Go Deeper: There is a difference in how the law considers public vs. private citizens when it comes to issues of defamation. Should there also be a difference in how we treat the AI replication of a public figure?
How does generative AI challenge our traditional understanding of personal identity?
3. Liability
Defined: Businesses are responsible for damage caused by AI.
Current Law: Areas of risk include intellectual property infringement, data breaches, bias, and defamation. Improper AI use by employees, particularly deepfakes, could expose businesses to harassment and discrimination claims.
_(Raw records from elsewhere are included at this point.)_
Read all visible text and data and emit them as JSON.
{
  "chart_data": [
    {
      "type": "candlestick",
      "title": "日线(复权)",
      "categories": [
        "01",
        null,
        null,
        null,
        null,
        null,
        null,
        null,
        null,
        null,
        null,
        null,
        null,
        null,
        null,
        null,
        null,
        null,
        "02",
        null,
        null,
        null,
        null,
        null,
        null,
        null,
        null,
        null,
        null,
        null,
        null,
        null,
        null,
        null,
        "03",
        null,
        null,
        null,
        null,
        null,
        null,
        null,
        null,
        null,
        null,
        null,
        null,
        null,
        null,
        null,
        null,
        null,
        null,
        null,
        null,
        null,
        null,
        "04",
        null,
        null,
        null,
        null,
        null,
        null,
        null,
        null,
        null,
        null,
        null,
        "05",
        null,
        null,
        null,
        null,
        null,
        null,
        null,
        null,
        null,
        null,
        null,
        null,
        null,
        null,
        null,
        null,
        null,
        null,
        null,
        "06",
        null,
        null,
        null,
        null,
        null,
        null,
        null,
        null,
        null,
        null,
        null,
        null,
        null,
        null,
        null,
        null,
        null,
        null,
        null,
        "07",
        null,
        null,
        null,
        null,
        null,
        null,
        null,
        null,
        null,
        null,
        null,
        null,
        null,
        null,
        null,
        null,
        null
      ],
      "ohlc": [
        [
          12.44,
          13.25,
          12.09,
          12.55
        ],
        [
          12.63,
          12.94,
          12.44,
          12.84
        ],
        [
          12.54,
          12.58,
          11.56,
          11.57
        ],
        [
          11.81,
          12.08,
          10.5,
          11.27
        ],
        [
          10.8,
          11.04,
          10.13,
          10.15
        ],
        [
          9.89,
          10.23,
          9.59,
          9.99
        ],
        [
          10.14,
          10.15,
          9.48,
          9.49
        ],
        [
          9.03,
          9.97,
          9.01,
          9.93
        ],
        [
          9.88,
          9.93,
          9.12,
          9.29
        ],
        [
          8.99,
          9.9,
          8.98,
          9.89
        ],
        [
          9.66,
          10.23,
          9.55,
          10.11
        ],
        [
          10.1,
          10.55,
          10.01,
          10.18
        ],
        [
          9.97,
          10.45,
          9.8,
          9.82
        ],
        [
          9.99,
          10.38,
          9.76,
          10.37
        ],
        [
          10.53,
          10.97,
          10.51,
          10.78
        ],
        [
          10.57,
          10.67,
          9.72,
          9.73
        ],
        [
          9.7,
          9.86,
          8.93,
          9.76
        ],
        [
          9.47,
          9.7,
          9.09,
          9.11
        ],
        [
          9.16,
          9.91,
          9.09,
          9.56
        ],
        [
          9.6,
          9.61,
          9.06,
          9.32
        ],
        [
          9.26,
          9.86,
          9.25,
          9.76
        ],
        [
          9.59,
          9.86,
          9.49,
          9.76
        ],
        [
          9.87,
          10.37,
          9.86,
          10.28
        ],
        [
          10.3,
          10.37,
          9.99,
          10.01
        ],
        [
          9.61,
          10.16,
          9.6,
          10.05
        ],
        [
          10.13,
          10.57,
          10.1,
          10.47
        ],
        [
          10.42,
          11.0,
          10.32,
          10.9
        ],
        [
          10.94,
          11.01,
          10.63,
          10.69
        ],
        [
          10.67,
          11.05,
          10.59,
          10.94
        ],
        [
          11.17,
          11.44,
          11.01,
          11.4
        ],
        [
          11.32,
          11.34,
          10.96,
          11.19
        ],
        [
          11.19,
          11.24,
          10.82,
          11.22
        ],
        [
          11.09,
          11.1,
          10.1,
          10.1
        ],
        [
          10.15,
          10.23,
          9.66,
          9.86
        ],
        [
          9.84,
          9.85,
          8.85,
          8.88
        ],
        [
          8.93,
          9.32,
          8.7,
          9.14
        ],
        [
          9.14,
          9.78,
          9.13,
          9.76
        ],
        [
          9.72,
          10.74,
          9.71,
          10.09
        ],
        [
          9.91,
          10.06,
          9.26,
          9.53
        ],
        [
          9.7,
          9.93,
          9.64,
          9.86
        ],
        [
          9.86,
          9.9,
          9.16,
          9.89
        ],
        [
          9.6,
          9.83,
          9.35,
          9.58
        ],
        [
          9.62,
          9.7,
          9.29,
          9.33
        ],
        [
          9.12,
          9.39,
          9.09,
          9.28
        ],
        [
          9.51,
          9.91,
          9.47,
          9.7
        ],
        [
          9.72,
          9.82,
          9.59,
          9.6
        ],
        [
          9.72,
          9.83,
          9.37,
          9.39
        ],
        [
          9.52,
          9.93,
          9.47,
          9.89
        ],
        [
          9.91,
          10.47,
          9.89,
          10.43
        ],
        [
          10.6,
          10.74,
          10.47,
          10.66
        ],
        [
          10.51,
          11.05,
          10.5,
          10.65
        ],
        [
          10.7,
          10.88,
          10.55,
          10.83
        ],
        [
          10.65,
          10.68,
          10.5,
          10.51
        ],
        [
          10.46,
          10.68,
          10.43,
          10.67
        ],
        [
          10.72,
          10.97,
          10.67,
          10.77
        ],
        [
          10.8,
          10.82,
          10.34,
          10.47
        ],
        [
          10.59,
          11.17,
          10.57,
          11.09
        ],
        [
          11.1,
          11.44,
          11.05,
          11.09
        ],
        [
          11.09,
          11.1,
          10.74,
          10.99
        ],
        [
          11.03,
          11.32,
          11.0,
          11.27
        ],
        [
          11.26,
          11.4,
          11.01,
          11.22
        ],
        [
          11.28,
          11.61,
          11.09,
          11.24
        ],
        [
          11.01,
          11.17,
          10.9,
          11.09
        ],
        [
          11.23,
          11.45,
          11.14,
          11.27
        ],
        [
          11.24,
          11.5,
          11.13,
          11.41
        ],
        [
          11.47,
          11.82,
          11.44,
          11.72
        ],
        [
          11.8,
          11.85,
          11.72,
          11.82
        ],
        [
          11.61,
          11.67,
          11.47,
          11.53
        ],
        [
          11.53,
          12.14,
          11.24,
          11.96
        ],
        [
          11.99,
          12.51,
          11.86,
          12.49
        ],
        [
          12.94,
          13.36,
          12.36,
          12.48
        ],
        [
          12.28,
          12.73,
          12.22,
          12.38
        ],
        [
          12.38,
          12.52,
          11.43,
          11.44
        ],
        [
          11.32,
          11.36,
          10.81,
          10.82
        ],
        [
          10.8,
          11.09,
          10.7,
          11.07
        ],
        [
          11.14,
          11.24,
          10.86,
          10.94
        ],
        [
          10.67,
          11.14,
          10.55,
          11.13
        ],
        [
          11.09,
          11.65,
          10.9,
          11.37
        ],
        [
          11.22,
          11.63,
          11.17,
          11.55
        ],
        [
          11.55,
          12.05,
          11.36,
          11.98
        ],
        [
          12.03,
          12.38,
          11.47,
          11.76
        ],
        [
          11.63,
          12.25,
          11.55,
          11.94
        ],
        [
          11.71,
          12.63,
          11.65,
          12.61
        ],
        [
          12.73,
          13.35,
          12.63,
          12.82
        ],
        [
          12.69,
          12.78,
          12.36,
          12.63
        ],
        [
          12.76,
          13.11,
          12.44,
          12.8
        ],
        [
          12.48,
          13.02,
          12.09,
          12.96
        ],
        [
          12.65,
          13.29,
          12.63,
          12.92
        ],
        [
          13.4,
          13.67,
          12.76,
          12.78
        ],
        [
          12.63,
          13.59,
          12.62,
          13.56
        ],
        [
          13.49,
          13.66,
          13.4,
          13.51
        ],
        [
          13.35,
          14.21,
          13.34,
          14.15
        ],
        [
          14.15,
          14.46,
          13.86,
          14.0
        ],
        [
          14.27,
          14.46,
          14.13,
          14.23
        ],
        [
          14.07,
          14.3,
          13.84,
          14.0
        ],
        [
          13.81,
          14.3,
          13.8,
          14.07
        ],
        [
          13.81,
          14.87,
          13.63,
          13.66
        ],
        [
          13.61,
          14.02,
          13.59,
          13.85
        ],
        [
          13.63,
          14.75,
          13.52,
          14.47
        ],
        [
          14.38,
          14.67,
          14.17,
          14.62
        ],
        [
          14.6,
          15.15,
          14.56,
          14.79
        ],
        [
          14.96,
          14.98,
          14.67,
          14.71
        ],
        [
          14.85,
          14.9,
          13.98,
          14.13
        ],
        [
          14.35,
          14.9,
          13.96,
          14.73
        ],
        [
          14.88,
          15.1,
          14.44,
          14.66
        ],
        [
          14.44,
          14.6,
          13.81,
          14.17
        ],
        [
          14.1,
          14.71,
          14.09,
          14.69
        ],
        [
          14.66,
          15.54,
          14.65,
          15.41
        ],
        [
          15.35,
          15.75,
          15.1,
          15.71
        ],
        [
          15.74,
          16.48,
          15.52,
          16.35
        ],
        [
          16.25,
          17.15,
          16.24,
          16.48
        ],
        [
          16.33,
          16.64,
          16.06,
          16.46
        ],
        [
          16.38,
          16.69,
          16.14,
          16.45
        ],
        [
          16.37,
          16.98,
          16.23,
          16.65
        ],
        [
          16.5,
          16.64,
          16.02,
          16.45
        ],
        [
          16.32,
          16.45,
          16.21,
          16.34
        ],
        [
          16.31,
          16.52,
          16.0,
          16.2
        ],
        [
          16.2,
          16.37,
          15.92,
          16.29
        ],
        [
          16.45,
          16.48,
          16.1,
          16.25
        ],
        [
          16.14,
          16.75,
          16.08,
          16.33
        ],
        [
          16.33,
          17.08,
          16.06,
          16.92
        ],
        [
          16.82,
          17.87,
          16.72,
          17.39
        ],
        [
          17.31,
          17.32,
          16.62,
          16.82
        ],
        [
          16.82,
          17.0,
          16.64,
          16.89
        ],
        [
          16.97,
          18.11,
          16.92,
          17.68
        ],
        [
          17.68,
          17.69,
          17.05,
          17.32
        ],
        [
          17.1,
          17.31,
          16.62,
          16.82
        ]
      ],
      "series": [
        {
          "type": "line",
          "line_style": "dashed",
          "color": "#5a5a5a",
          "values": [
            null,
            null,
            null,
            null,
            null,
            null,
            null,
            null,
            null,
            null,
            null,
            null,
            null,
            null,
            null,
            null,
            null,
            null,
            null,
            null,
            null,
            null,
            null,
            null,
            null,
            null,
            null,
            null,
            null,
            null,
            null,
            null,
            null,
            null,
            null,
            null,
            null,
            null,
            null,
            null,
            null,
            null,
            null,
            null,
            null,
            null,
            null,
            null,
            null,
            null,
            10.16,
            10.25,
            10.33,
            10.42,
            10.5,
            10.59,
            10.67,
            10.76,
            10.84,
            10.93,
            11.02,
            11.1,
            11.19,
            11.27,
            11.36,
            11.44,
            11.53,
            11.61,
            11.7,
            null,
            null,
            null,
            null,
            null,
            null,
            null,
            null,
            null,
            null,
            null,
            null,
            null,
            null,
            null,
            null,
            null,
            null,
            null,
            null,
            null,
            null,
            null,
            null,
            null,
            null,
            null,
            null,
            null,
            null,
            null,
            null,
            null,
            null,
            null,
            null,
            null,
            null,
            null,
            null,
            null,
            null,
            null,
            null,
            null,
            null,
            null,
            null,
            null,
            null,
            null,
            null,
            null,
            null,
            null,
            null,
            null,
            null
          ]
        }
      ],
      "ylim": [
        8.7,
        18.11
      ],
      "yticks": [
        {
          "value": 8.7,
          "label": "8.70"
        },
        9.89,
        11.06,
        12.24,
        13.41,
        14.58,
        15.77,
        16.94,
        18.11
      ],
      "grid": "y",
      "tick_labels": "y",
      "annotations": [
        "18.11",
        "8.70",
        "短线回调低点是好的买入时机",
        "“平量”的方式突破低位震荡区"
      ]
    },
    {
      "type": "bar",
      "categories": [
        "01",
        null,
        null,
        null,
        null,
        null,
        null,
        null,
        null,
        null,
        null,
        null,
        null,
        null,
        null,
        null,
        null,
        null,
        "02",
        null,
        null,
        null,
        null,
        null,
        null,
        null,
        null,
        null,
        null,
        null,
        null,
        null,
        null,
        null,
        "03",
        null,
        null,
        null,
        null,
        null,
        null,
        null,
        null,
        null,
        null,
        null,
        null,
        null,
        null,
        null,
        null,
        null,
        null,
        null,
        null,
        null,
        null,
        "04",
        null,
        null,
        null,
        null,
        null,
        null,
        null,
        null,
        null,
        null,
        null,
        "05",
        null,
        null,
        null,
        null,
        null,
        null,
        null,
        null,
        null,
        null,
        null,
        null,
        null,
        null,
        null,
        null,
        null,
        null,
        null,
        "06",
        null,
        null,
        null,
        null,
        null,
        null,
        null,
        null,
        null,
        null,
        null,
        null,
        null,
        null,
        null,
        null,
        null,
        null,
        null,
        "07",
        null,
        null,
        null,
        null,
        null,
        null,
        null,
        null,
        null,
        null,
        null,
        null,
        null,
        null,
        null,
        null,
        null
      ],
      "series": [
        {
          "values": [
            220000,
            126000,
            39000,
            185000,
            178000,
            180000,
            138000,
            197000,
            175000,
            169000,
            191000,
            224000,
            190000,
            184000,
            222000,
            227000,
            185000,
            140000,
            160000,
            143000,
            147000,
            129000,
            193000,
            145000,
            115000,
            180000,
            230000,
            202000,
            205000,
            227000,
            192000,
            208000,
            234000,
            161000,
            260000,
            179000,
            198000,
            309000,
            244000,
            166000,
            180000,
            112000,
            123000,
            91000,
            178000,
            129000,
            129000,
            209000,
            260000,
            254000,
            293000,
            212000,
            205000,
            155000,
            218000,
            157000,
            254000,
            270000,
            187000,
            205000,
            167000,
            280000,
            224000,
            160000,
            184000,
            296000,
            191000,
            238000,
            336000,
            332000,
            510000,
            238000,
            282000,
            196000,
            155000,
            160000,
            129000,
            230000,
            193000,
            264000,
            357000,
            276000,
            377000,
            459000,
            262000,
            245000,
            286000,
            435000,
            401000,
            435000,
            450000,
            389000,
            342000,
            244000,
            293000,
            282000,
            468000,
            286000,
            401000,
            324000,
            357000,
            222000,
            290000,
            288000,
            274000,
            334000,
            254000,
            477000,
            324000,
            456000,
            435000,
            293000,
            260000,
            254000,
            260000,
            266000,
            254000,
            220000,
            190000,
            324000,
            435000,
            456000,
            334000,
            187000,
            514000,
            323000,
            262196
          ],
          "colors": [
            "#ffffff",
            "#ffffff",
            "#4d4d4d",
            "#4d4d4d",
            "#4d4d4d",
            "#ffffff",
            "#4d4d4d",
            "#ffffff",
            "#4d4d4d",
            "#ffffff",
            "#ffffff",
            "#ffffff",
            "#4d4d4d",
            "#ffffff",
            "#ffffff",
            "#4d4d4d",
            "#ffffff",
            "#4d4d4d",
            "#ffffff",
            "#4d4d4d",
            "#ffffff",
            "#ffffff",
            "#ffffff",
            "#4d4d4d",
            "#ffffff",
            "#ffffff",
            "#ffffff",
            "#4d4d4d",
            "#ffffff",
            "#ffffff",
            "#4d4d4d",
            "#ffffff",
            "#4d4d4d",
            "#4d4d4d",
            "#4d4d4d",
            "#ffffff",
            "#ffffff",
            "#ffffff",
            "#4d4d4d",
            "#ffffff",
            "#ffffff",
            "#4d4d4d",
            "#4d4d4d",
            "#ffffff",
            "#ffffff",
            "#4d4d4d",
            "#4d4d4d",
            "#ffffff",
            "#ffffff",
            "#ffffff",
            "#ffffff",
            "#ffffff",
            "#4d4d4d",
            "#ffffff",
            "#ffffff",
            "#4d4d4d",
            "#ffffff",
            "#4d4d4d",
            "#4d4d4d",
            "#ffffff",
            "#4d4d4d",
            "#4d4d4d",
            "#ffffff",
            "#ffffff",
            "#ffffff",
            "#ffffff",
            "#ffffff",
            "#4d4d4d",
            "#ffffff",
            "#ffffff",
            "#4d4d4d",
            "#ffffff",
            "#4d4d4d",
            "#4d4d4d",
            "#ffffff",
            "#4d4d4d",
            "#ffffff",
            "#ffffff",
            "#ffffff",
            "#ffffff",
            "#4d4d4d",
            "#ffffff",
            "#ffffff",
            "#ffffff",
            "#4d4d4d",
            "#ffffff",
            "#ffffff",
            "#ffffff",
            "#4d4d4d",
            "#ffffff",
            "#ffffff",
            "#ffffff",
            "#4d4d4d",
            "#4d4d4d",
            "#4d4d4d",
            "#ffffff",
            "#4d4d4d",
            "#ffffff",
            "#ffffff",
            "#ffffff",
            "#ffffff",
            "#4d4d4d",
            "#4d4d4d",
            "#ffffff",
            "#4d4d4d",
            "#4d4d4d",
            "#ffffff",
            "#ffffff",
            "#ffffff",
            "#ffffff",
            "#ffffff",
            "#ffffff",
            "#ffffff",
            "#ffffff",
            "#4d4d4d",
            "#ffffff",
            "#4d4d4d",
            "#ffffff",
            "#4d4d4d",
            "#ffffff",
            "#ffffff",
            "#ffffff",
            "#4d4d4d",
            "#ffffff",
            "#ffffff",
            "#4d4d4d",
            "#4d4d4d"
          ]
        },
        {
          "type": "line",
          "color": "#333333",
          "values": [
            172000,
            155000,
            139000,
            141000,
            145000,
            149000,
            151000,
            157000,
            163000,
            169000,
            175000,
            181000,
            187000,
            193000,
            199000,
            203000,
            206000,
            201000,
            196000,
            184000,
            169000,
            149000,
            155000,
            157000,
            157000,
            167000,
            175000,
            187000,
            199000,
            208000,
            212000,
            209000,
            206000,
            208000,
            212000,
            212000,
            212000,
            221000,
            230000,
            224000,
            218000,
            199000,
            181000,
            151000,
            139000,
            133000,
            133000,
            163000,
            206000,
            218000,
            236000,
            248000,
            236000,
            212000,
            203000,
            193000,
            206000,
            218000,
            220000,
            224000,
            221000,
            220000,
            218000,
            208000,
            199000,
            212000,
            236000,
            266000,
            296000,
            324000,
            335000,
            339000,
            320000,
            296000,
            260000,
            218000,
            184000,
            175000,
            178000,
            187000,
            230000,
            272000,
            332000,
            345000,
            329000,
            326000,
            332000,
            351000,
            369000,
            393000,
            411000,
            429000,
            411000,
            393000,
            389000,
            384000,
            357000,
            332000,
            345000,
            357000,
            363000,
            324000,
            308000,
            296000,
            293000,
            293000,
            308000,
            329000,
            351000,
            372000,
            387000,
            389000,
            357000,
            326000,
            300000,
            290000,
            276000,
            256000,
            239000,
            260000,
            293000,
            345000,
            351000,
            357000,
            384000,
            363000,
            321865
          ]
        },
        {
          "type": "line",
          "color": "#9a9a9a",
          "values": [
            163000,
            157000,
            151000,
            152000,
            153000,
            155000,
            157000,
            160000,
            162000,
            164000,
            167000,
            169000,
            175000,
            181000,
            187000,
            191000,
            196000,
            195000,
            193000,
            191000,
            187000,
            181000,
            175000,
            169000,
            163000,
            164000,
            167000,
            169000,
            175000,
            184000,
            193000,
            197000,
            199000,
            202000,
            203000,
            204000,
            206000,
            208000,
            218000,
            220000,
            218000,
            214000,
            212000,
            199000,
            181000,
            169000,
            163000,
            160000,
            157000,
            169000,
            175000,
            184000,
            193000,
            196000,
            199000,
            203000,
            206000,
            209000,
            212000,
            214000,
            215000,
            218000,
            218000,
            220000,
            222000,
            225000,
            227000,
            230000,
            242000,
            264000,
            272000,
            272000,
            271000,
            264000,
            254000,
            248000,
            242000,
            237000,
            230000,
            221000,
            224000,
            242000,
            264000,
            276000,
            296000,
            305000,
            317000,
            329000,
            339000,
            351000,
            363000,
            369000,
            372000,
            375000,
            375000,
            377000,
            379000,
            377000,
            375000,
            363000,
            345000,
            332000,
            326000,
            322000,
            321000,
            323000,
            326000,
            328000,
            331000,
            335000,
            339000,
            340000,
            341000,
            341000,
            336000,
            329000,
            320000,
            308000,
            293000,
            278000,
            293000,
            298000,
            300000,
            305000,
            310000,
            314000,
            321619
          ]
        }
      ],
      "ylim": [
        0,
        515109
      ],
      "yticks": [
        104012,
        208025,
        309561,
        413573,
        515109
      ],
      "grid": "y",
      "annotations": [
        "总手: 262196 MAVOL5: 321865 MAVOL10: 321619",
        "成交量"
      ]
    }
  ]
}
Unresolved Legal issues: Who is responsible when AI is used for harm? Are businesses responsible when employees use AI tools to create doctored images and audio targeting coworkers?
Examples:
In Maryland, a school employee was sentenced to jail after using AI to create a racist deepfake recording of a principal.
A Nashville television meteorologist sued her former station after management failed to adequately address deepfake sexual images created using her likeness.
Employers using AI to screen candidates’ social media could be held responsible for bias and false inferences. Cultural or linguistic styles, code-switching, slang, sarcasm, and memes, could lead to misclassification by bots. AI tools don’t understand context or sarcasm and are at risk of misreading humor, quotes, or historical posts. Reviews of social media feeds can reveal religion, disability, pregnancy, age, and a host of other factors that should not be considered at the time of hire.